誰かの身に何かあったの!? 泣いてちゃわかんないでしょっ!」
美神はただ事でない冥子の様子に、状況を把握するために質問を重ねていた。多少声を荒げているあたり、冷静になりきれていないのが伺える。
突然泣きながら訪問した冥子により、救急車に連れ込まれた美神事務所一行。無論、救急車には美神だけでなく、横島やおキヌも同席している。
「ちがうの〜〜〜! ちがうの〜〜〜!」
これは先の「誰かの身に何かあったの?」に対する答えなのだろうか。これだけでは要領を得ないので、口は挟まずに、その続きが口に出されるのを待つ。
冥子はすがりつくのをやめ、目に溜めた涙はそのままに、正面から美神と向き合った。
そして――
「ややこしい仕事たのまれたから手伝って欲しいの〜〜〜。一人で心細かったわ〜〜〜」
美神、横島、おキヌの三人は、揃ってひっくり返った。
『二人三脚でやり直そう』
〜第二十四話 夢の中へ!!【その1】〜
――白井総合病院――
この地域一帯に君臨するその大病院は、美神の自宅、事務所ともに一番近い病院である。かくいう美神も、体調を崩した時や仕事中に大怪我した時などは、よくここを利用する。以前、韋駄天の事件の後に入院した病院も、ここであった。
そして、冥子によって押し込められた救急車が辿り着いたのも、この病院である。
「ナイトメア……!? あの精神寄生体の悪魔……!」
冥子から説明を聞いた美神は、その名を聞いて身を強張らせた。
(……そういえば、そんな事件もありましたね)
(すっかり忘れてたなぁ)
その美神の後ろで、おキヌと横島がひそひそと話し合っている。メドーサを始めとしたアシュタロス関連の事件以外は、それほど印象深く記憶に残ってなかった。
(どんな除霊してたんだっけ?)
(えーっと……確か、美神さんの精神に入って倒したんだったと思いますが)
(あ、そうそう。そうだった。美神さんの秘密の記憶を見ようとしたら、思いっきりどつかれたんだったっけ)
(今度はそんなことしたらだめですよ?)
(わ、わかってるって……)
おキヌに釘を刺され、横島のこめかみに汗ひとつ。内心で「今度こそ……」とか思っていただけに、おキヌと視線を合わせられない。そんな内心の動揺がバレバレな横島に、おキヌは「この人って……」と苦笑を禁じえない。

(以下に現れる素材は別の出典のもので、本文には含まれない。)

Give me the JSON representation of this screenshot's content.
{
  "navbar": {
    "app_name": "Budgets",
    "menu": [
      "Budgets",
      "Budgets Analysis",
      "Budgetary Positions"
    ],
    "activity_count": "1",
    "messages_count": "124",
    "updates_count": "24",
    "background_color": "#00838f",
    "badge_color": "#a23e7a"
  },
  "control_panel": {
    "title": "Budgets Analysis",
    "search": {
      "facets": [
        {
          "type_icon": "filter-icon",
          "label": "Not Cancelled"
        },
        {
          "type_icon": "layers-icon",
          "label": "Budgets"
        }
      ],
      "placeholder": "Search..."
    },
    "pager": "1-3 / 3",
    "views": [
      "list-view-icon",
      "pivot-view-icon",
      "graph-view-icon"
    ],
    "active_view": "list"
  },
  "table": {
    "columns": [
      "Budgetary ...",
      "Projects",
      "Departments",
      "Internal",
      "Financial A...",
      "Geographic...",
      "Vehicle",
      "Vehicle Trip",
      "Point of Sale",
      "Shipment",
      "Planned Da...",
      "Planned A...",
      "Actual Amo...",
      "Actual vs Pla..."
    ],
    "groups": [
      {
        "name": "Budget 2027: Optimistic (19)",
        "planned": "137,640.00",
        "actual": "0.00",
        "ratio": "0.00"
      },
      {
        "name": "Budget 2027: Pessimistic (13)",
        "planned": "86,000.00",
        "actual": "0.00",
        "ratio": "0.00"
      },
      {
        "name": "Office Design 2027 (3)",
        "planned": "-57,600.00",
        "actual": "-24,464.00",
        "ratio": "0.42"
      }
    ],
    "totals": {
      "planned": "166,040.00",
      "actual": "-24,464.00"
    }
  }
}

前を歩く美神と冥子は、そんな背後の様子は関係なしに話を進めている。ナイトメアの性質や、かけられた賞金の額やら、色々と。
やがて、一行はひとつの病室に辿り着いた。そこには、昏睡状態の少女と、白髪に眼鏡の医師がいた。
医師の説明によると、少女はある日突然眠り始め、以来二ヶ月、健康な状態であるにかかわらず一向に目覚める気配がないとのこと。
「医学的な意味での病気じゃないから当然ね。こんなものも必要ないわ」
と言って、額に貼り付けられたセンサーをぺりっとはがす美神。自分の処置をあっさりと否定された医師は、「現代医学の最後の砦が……!」と、その表情に絶望の色を浮かび上がらせる。

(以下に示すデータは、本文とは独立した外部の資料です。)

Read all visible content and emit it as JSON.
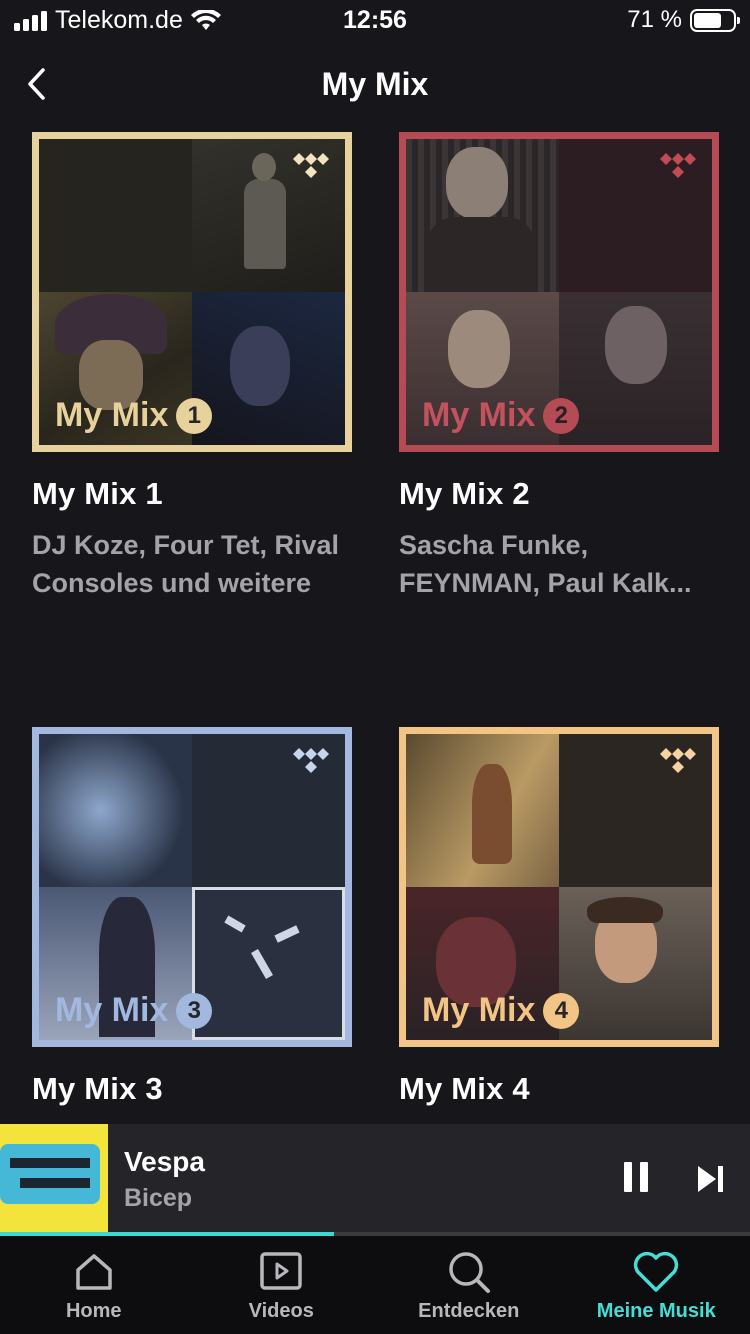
{
  "status_bar": {
    "carrier": "Telekom.de",
    "time": "12:56",
    "battery": "71 %"
  },
  "header": {
    "title": "My Mix"
  },
  "mixes": [
    {
      "cover_label": "My Mix",
      "number": "1",
      "title": "My Mix 1",
      "subtitle": "DJ Koze, Four Tet, Rival Consoles und weitere",
      "accent": "#e7d29e"
    },
    {
      "cover_label": "My Mix",
      "number": "2",
      "title": "My Mix 2",
      "subtitle": "Sascha Funke, FEYNMAN, Paul Kalk...",
      "accent": "#b54b55"
    },
    {
      "cover_label": "My Mix",
      "number": "3",
      "title": "My Mix 3",
      "subtitle": "",
      "accent": "#a2b8df"
    },
    {
      "cover_label": "My Mix",
      "number": "4",
      "title": "My Mix 4",
      "subtitle": "",
      "accent": "#f2c486"
    }
  ],
  "player": {
    "title": "Vespa",
    "artist": "Bicep",
    "progress": 0.445
  },
  "tabs": [
    {
      "label": "Home",
      "icon": "home-icon"
    },
    {
      "label": "Videos",
      "icon": "video-icon"
    },
    {
      "label": "Entdecken",
      "icon": "search-icon"
    },
    {
      "label": "Meine Musik",
      "icon": "heart-icon",
      "active": true
    }
  ],
  "colors": {
    "background": "#17171b",
    "accent": "#45ddd4"
  }
}
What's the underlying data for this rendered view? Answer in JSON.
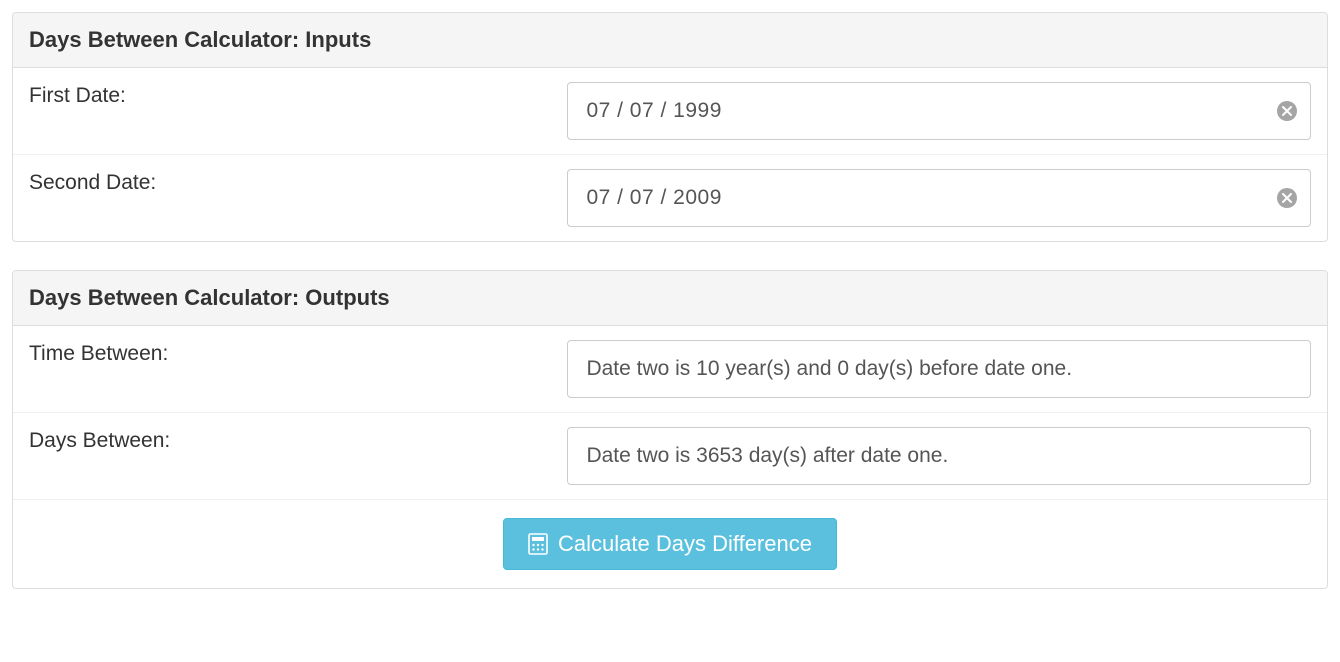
{
  "inputs": {
    "header": "Days Between Calculator: Inputs",
    "first_label": "First Date:",
    "first_value": "07 / 07 / 1999",
    "second_label": "Second Date:",
    "second_value": "07 / 07 / 2009"
  },
  "outputs": {
    "header": "Days Between Calculator: Outputs",
    "time_label": "Time Between:",
    "time_value": "Date two is 10 year(s) and 0 day(s) before date one.",
    "days_label": "Days Between:",
    "days_value": "Date two is 3653 day(s) after date one.",
    "button_label": "Calculate Days Difference"
  }
}
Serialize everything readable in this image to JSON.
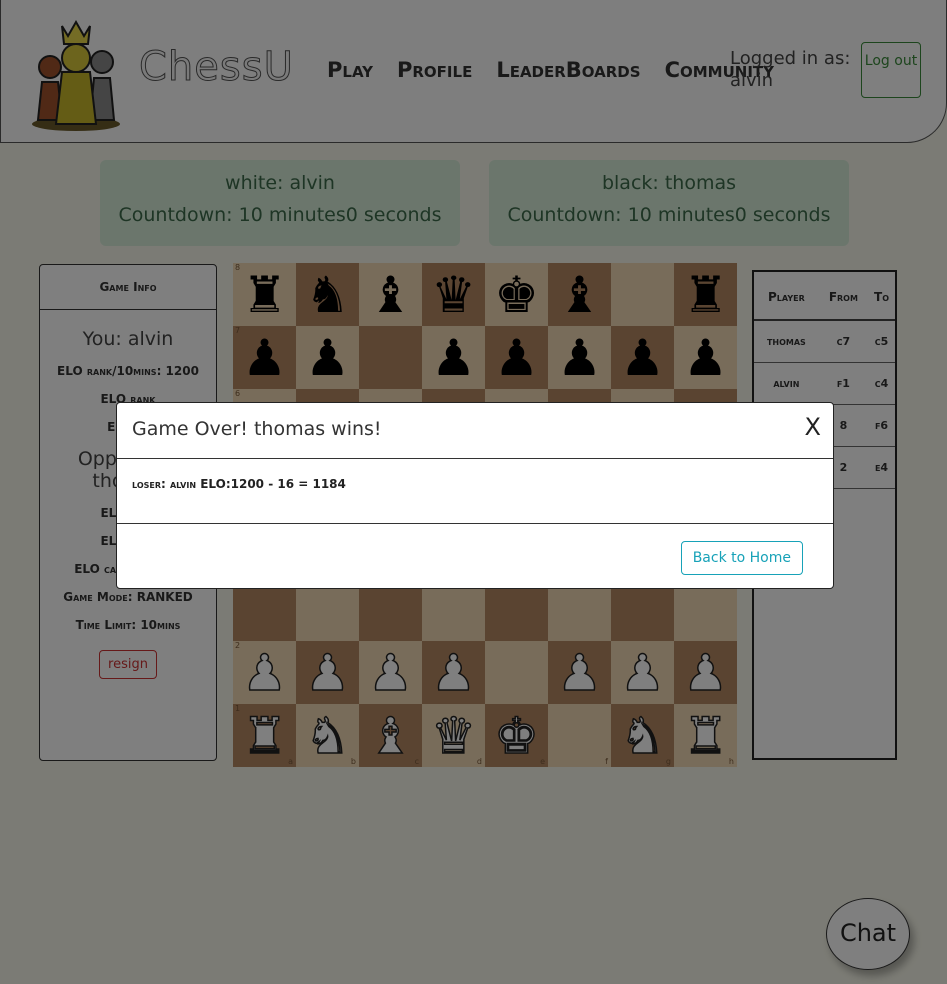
{
  "header": {
    "brand": "ChessU",
    "nav": [
      "Play",
      "Profile",
      "LeaderBoards",
      "Community"
    ],
    "logged_in_label": "Logged in as:",
    "username": "alvin",
    "logout_label": "Log out"
  },
  "timers": {
    "white": {
      "label": "white: alvin",
      "countdown": "Countdown: 10 minutes0 seconds"
    },
    "black": {
      "label": "black: thomas",
      "countdown": "Countdown: 10 minutes0 seconds"
    }
  },
  "game_info": {
    "header": "Game Info",
    "you": "You: alvin",
    "your_rows": [
      "ELO rank/10mins: 1200",
      "ELO rank",
      "ELO ca"
    ],
    "opponent": "Opponent: thomas",
    "opp_rows": [
      "ELO rank",
      "ELO rank",
      "ELO casual: 1791"
    ],
    "game_mode": "Game Mode: RANKED",
    "time_limit": "Time Limit: 10mins",
    "resign_label": "resign"
  },
  "board": {
    "colors": {
      "light": "#f0d9b5",
      "dark": "#b58863"
    },
    "rows": [
      [
        "br",
        "bn",
        "bb",
        "bq",
        "bk",
        "bb",
        "",
        "br"
      ],
      [
        "bp",
        "bp",
        "",
        "bp",
        "bp",
        "bp",
        "bp",
        "bp"
      ],
      [
        "",
        "",
        "",
        "",
        "",
        "",
        "",
        ""
      ],
      [
        "",
        "",
        "",
        "",
        "",
        "",
        "",
        ""
      ],
      [
        "",
        "",
        "",
        "",
        "",
        "",
        "",
        ""
      ],
      [
        "",
        "",
        "",
        "",
        "",
        "",
        "",
        ""
      ],
      [
        "wp",
        "wp",
        "wp",
        "wp",
        "",
        "wp",
        "wp",
        "wp"
      ],
      [
        "wr",
        "wn",
        "wb",
        "wq",
        "wk",
        "",
        "wn",
        "wr"
      ]
    ],
    "ranks": [
      "8",
      "7",
      "6",
      "5",
      "4",
      "3",
      "2",
      "1"
    ],
    "files": [
      "a",
      "b",
      "c",
      "d",
      "e",
      "f",
      "g",
      "h"
    ]
  },
  "moves": {
    "headers": [
      "Player",
      "From",
      "To"
    ],
    "rows": [
      [
        "thomas",
        "c7",
        "c5"
      ],
      [
        "alvin",
        "f1",
        "c4"
      ],
      [
        "",
        "8",
        "f6"
      ],
      [
        "",
        "2",
        "e4"
      ]
    ]
  },
  "chat_label": "Chat",
  "modal": {
    "title": "Game Over! thomas wins!",
    "close": "X",
    "loser_label": "loser: alvin",
    "elo_text": "ELO:1200 - 16 = 1184",
    "home_button": "Back to Home"
  }
}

「ナイトメアってのは、人間の夢に寄生して精神エネルギーを食らう悪魔なの。一度とりつかれたら祓うのは至難の業だと言われているわ。以前倒したパイパーと同じように、高額の賞金がかかった強敵よ」
そうつぶやく美神の表情は、緊張感に溢れていた。
「では、ただ今から難度S、精神寄生体ナイトメアの除霊処置を行います!」
手術室に入った美神は、隣に冥子を従え、横たわる少女を前に宣言した。その他にも、横島、おキヌ、主治医の三人も同席している。

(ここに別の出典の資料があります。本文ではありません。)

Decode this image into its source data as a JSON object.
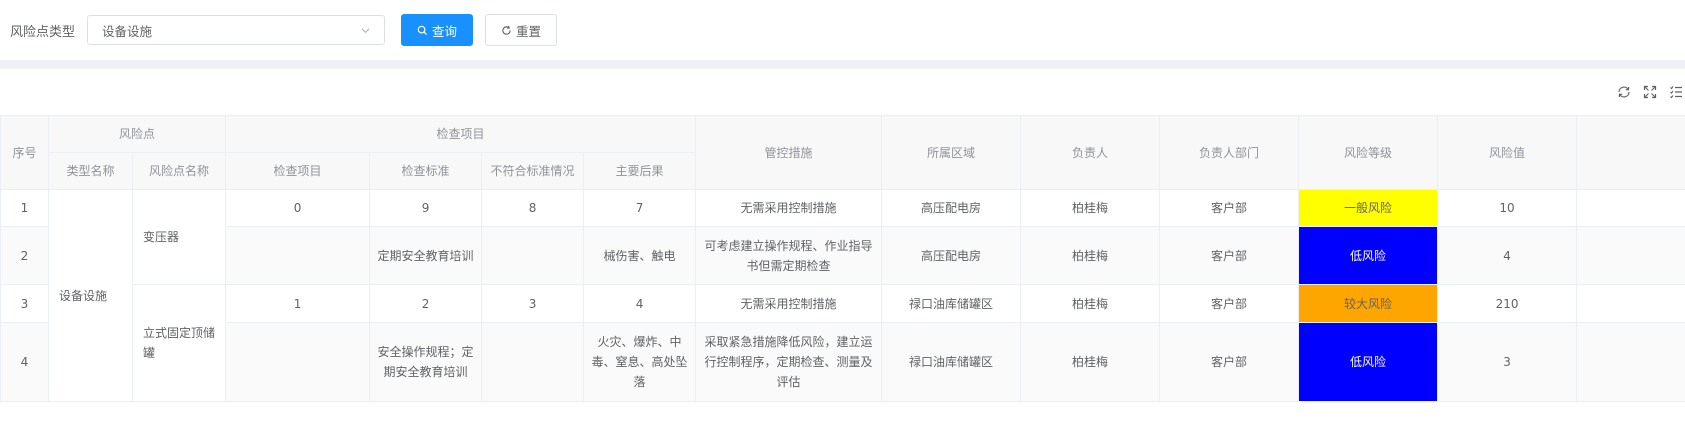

ちなみに、主治医が「手術室で患者の治療にあたるなら、それが除霊行為であっても白衣を着るのは当然だ」と頑として聞かないので、全員仕方なく白衣を着ている。魅惑の白衣に身を包んだ三人の美女という構図を前に、ひそかに横島の煩悩メーターが上がっているのはご愛嬌。
なお、除霊方法は、患者が死なない程度に霊力を叩き込み、ナイトメアをいぶり出して除霊するという結構な荒業である。
「危険じゃない〜〜〜? 力を抑えながら出し続けるのは、思い切り攻撃するよりずっと消耗するわよ〜〜〜」
「なら自分でやってよ! 私の能力じゃ、そーするしかないのよ! ったく……自分の方が確実にナイトメアと戦える能力持ってるクセに……!」
能天気な態度の冥子に、思わず怒鳴って愚痴る美神。気を取り直して患者に向き合い、精神を集中する。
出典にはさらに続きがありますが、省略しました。